鬼は「覚えているかどうか、分かりませんが」と前置きをしてから、訥々とこれまでのことを話し始めました。

両親が病と怪我とで床に臥せ、生活が大変だったこと。

明暗堂から融通してもらった薬で何とか持ち直し、その後、十分にお礼をする前に、引っ越すことになってしまったこと。

そして、ようやくあの頃の恩を返せるほどにお金が貯まったので、こうして足を運んだこと。


鬼に語られるうちに、茜はあの小鬼のことを思い出しました。

そういえばそんなこともあったな、と、記憶の彼方から頑張って引っ張り出します。

「ご両親は、お元気でお過ごしですか?」と茜が尋ねると、「いまは父は引退して、母とともにゆっくりしています」と鬼は笑顔を浮かべました。


「それで、こちら、いままでの代金を自分なりに計算してみたんですが、受け取ってもらえませんか」

「あら……」


ずっしりと重くなった巾着には、ぎっしりとお金が詰まっているようです。

いまのいままで、昔のことをすっかり忘れてしまっていた茜にとっては、突然わいた大金でした。

特にお金が必要なこともないしな、と、少し考えた茜は、ピン、と名案を思い付きました。


巾着から目を離して鬼を見上げ、お金を受け取る代わりに、と、鬼へとあるお願いごとをします。

鬼は、びっくりしつつも茜の説得に負け、やがてお願いごとを引き受けることになりました。

茜はほっと胸を撫で下ろし、にっこりと笑って言いました。


「それじゃあ、私がいない間は、このお店をよろしくお願いします」

「はい。出来る限り、頑張ります」


こうして、一週間に一度、地獄に出張開店していただけの明暗堂は、ようやく、地獄にきちんとした支店を設けることになったのでした。

茜が不在時のお店を頼まれた鬼は、それなりに長い時間をかけて研修を終えてから、それまでの仕事をきっぱりと辞め、明暗堂に通い始めることになりました。


最初は、薬の名前も効能も、置き場所や保管方法、代金すらも、何も分からずに右往左往するだけで、茜なしで営業することはとても無理でした。
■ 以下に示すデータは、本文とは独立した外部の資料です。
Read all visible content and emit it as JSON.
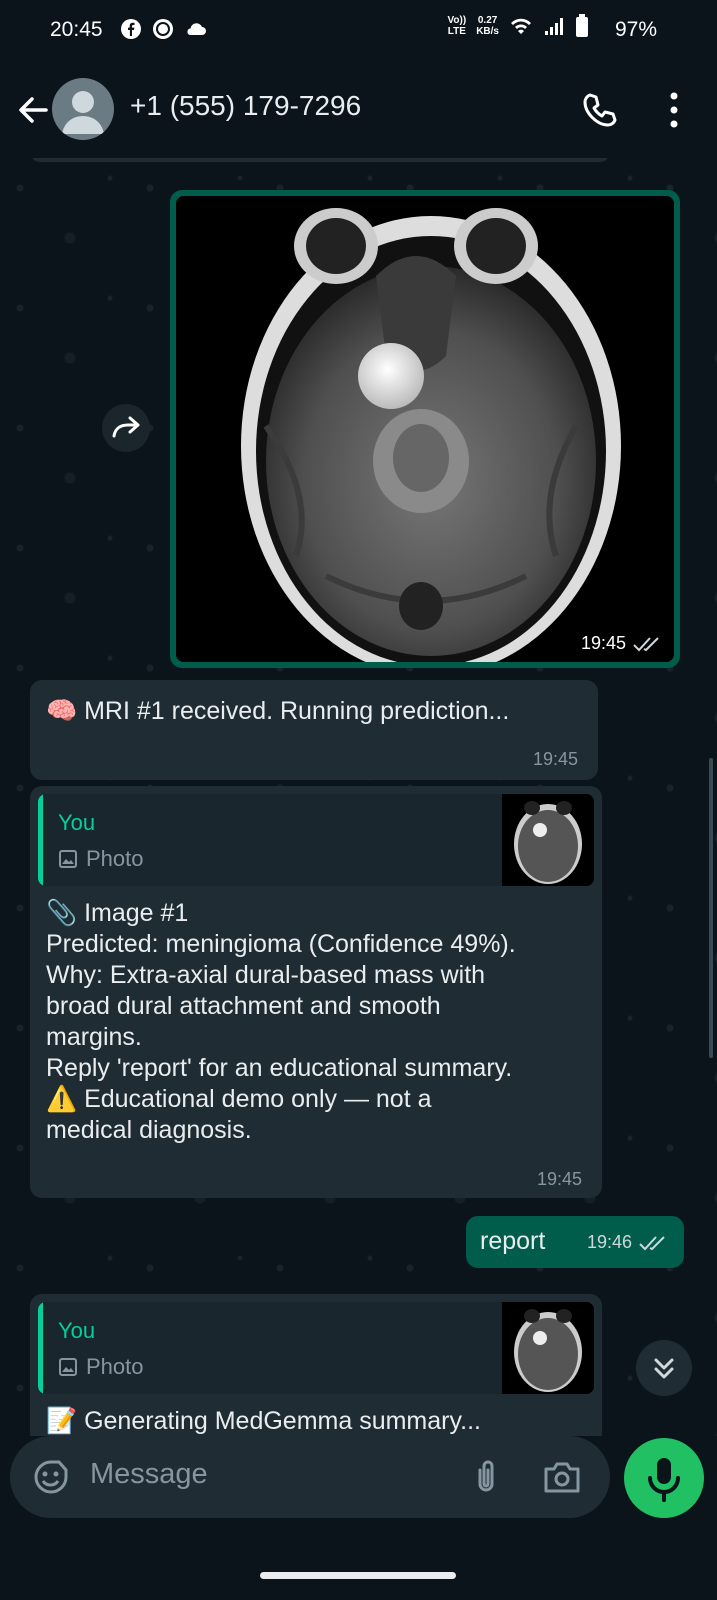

それでも鬼は、小さい頃に受けた恩に報いようと、一生懸命に学びました。

元々真面目な鬼でしたので、どんどん知識を吸収し、やがて、茜に次ぐ知識を身に付けました。


そうして茜から太鼓判をもらった鬼は、少し緊張しながらも、明暗堂に一人で立つことになったのです。

鬼が店番をする日は、一週間に一日、数時間から始め、少しずつ少しずつ増やしていきました。

何度もミスを重ねながらも、鬼は必死にお客さんを捌き、やがて鬼は、毎日店頭に立てるようになりました。


「お薬ください」

「どんなお薬をお探しですか?」


とうとう鬼は、茜から任された明暗堂の支店を、一人で切り盛りできるようになりました。

そうして地獄には薬屋が一つ増え、今日も沢山の薬が売れています。